Popüler tarih yazımını, daha geniş bir okuyucu kitlesine ulaşma potansiyeli taşıdığı için değerli buluyorum. Hatta genel olarak yazılı metin dışına çıkan dizi, sinema, belgesel üzere tanınan tarih anlatıları için de bunu söyleyebilirim. Fakat her tanınan tarih yazımının resmi ideolojinin haricinde olduğunu söylemek mümkün değil. Bilhassa Türkiye’de tanınan tarih anlatıları, aktüel iktidarın niyetleri ile epeyce iç içe ve bu anlatılar bir nevi propaganda fonksiyonu görüyor. Lakin bunun dışına çıkmak şüphesiz mümkün.

Örneğin birkaç yıl evvel, bir küme tarihçi olarak ‘Tarihçilerden Öbür Bir Hikâye’ ismi bir kitap yayınlamıştık. Kitapta yer alan biroldukca kıssa gündelik hayatın akışı içerisinde var olmaya çalışan, hiç de kolay olmayan kolay insanların öyküsüydü. Kendi çalışmalarımız da ya kıyıda köşede kalmış karakterlerden ya da olaylardan oluşuyordu. Kimi öykülerin olay örgüsü dokümanların bize sunduğu imkânlar doğrultusunda ilerlerken, birtakım hikayelerde yalnızca bir evrakın sunduğu datanın yönlendirdiği hayal gücü devreye girmişti. Tarihteki hisseleri epeyce geç teslim edilmiş olan bayanlar, köleler, çocuklar, köylüler, mecnunlar ve mahpuslar üzere tarihi aktörlerin öykülerine odaklanmıştık. Bizim için pek verimli bir kolektif çalışmaydı diyebilirim.

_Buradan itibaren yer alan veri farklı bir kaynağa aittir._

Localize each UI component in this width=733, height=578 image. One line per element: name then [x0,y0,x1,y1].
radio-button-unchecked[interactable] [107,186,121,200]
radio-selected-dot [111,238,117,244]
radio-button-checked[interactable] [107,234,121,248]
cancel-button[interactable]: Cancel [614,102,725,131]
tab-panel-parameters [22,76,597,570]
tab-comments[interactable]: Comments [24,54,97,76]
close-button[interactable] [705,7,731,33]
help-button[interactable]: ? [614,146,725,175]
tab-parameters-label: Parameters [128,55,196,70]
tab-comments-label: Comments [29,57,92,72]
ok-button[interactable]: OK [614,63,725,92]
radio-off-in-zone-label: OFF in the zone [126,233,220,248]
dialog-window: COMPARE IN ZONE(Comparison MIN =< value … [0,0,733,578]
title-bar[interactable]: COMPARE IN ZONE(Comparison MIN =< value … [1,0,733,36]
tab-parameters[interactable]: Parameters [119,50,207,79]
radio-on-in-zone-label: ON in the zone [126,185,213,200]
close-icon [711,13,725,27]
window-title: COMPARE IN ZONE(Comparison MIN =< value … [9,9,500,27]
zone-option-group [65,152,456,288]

Kent tarihi üzerine çalışırken makul bir metodoloji izliyor musunuz? İzlenecek usul, araştırmanın kendi seyrinde mi ortaya çıkıyor, yoksa en baştan belirlenmiş bir yol haritasıyla mı hareket ediyorsunuz?

Bir araştırmacı olarak benim için baştan belirlenmiş bir yol kelam konusu değil, izleyeceğim yol seyir halindeyken ortaya çıkıyor. olağan olarak başlangıçta aklınızda kimi sorular oluyor fakat aslında karşınıza çıkan kaynaklar yolunuzu belirliyor.

Bugün daha epeyce kent ve hata münasebeti üzerine konuştuk fakat şimdiki çalışma pozisyon, geç Osmanlı periyodundan erken Cumhuriyet’e İstanbul’da elektriğin toplumsal tarihi. Elektrik teknolojisinin ve altyapısının “kentin doğal ve yapılı etrafını nasıl dönüştürdüğü; devlet otoriteleri, yabancı şirketler, kent idaresi, uzmanlar, çalışanlar ve tüketiciler içinde ne çeşit çatışma/uzlaşma alanları ve hiyerarşiler ürettiği” soruları aklımda olan temel sorular. bu biçimde bir çalışma da ister istemez, kent tarihi çatısı altında teknoloji tarihi, etraf tarihi, hisler tarihi, malzeme kültür çalışmaları iç içe geçmiş durumda.